01 $ lpr -o number-up=2 -Pfs2000 <print_file>
02 $ lp -o landscape <print_file>
03 $ lpr -o fit-to-page -Pfs2000 <print_file>
04 $ lpr -o cpi=8 <text_file>
05 $ lpr -o lpi=3 <text_file>
06 $ lpr -o page-left=72 -o page-top=144 -Pfs2000 <text_file>
  1. The output for two pages per printed page, stating the printer.
  2. Printing in landscape mode for output to the default printer.
  3. Printing to a specific target device with the output adapted to the size of the page.
  4. Printing with eight characters per inch to the default printer.
  5. Printing at three lines per inch on the default printer.
  6. Printing on a specific printer, specifying the required margins.

To exploit the printing speed of a device fully, you need to send it a pre-formatted print or text file without filtering:

$ lpr -o raw -Pfs2000 <print_file>

In this mode, the Kyocera FS-2000 used in the test almost reached the number of pages per minute stated in the product manual. You must understand the character-specific settings of the printer to do this, however, and change the character set of the text file accordingly – in this case, the recode character set is used on MS-DOS.

The specification of the print data is not necessary if the data is piped to the print command.
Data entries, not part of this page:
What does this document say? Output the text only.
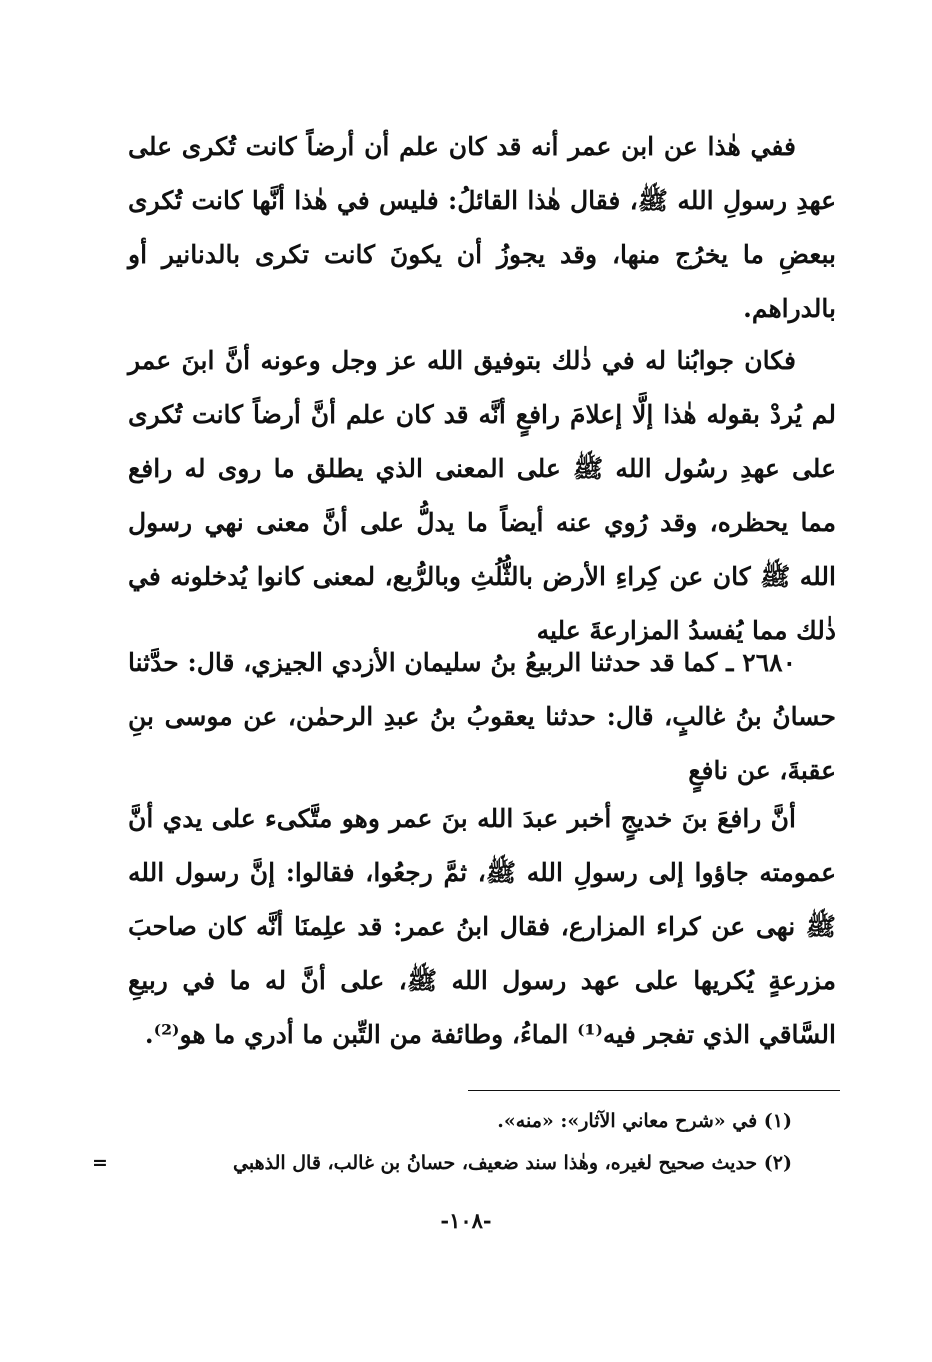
ففي هٰذا عن ابن عمر أنه قد كان علم أن أرضاً كانت تُكرى على عهدِ رسولِ الله ﷺ، فقال هٰذا القائلُ: فليس في هٰذا أنَّها كانت تُكرى ببعضِ ما يخرُج منها، وقد يجوزُ أن يكونَ كانت تكرى بالدنانير أو بالدراهم.

فكان جوابُنا له في ذٰلك بتوفيق الله عز وجل وعونه أنَّ ابنَ عمر لم يُردْ بقوله هٰذا إلَّا إعلامَ رافعٍ أنَّه قد كان علم أنَّ أرضاً كانت تُكرى على عهدِ رسُول الله ﷺ على المعنى الذي يطلق ما روى له رافع مما يحظره، وقد رُوي عنه أيضاً ما يدلُّ على أنَّ معنى نهي رسول الله ﷺ كان عن كِراءِ الأرض بالثُّلُثِ وبالرُّبع، لمعنى كانوا يُدخلونه في ذٰلك مما يُفسدُ المزارعةَ عليه

٢٦٨٠ ـ كما قد حدثنا الربيعُ بنُ سليمان الأزدي الجيزي، قال: حدَّثنا حسانُ بنُ غالبٍ، قال: حدثنا يعقوبُ بنُ عبدِ الرحمٰن، عن موسى بنِ عقبةَ، عن نافعٍ

أنَّ رافعَ بنَ خديجٍ أخبر عبدَ الله بنَ عمر وهو متَّكىء على يدي أنَّ عمومته جاؤوا إلى رسولِ الله ﷺ، ثمَّ رجعُوا، فقالوا: إنَّ رسول الله ﷺ نهى عن كراء المزارع، فقال ابنُ عمر: قد علِمنَا أنَّه كان صاحبَ مزرعةٍ يُكريها على عهد رسول الله ﷺ، على أنَّ له ما في ربيعِ السَّاقي الذي تفجر فيه⁽¹⁾ الماءُ، وطائفة من التِّبن ما أدري ما هو⁽²⁾.

(١) في «شرح معاني الآثار»: «منه».
(٢) حديث صحيح لغيره، وهٰذا سند ضعيف، حسانُ بن غالب، قال الذهبي
=
-١٠٨-
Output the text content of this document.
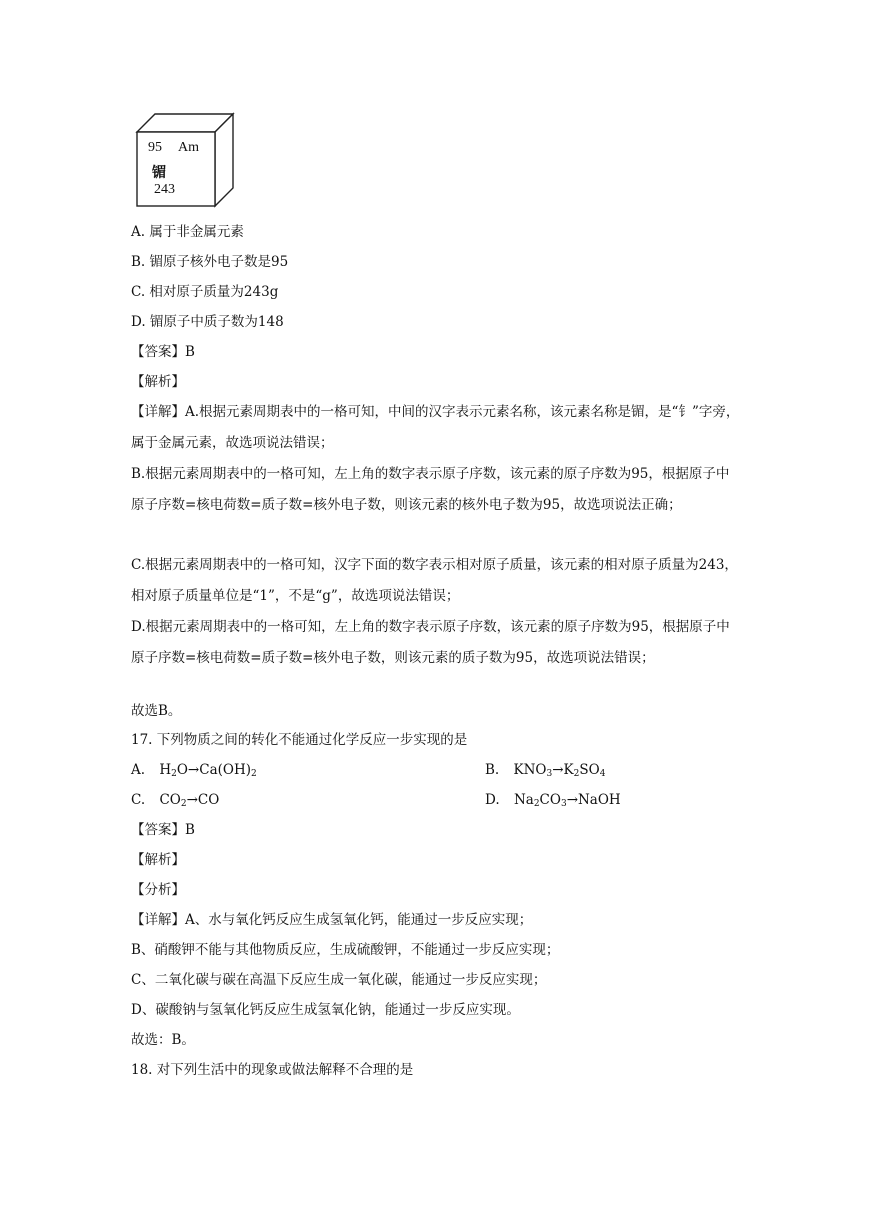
95 Am
镅
243
A. 属于非金属元素
B. 镅原子核外电子数是95
C. 相对原子质量为243g
D. 镅原子中质子数为148
【答案】B
【解析】
【详解】A.根据元素周期表中的一格可知，中间的汉字表示元素名称，该元素名称是镅，是“钅”字旁，属于金属元素，故选项说法错误；
B.根据元素周期表中的一格可知，左上角的数字表示原子序数，该元素的原子序数为95，根据原子中原子序数=核电荷数=质子数=核外电子数，则该元素的核外电子数为95，故选项说法正确；
C.根据元素周期表中的一格可知，汉字下面的数字表示相对原子质量，该元素的相对原子质量为243，相对原子质量单位是“1”，不是“g”，故选项说法错误；
D.根据元素周期表中的一格可知，左上角的数字表示原子序数，该元素的原子序数为95，根据原子中原子序数=核电荷数=质子数=核外电子数，则该元素的质子数为95，故选项说法错误；
故选B。
17. 下列物质之间的转化不能通过化学反应一步实现的是
A. $H_2O\to Ca(OH)_2$	B. $KNO_3\to K_2SO_4$
C. $CO_2\to CO$	D. $Na_2CO_3\to NaOH$
【答案】B
【解析】
【分析】
【详解】A、水与氧化钙反应生成氢氧化钙，能通过一步反应实现；
B、硝酸钾不能与其他物质反应，生成硫酸钾，不能通过一步反应实现；
C、二氧化碳与碳在高温下反应生成一氧化碳，能通过一步反应实现；
D、碳酸钠与氢氧化钙反应生成氢氧化钠，能通过一步反应实现。
故选：B。
18. 对下列生活中的现象或做法解释不合理的是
In the following example, I send shell output to the fs2000 printer, fitting four screen pages on a printed page:

$ cat <text_file> | lp -o number-up=4 -d fs2000

The two examples in Figure 1 display the different feedback messages from lp and lpr. When using lp, you receive the job number of the applicable queue, which you can use for downstream processing of the print job.

Figure 1: lp and lpr react differently when executing a print command.

Managing Print Jobs

Command-line commands also let you enumerate, move, stop, and delete print jobs. Several commands yield similar actions, because the CUPS project adopted many things simply for compatibility.

You can use the commands lpstat and lpq to discover which jobs are currently ready for printing. If you add the -o option, lpstat lists print jobs; if you do not define a specific printer, this command lists jobs from all queues.

The lpq command uses the -a option. If you want to restrict the output to a single printer, add -P<printer> to the command. Figure 2 shows some appropriate queries. The first two commands display jobs for all printers. In the third query, lpq informs you that the printer is not currently ready – but this is not true. The last query shows a queue without content; the printer is ready for jobs.

Figure 2: CUPS provides several ways to query print queues.

In any case, you can discover the job numbers of the print jobs, which you might need if you want to move or delete them. If a printer fails and you have a choice of several devices, you can move queued jobs to another device with lpmove (Figure 3):

$ lpmove <jobno> <printer>
Figure 3: If you have multiple printers, the lpmove command lets you move print jobs between printers.

The commands cancel and lprm let you to delete individual print jobs by referring to their job number. If so desired, cancel -a <printer> cancels all jobs that are currently waiting for a printer (Figure 4).

Figure 4: First, individual jobs are removed from the queue for the fs2000 printer using two different tools; cancel removes the remaining jobs in one go.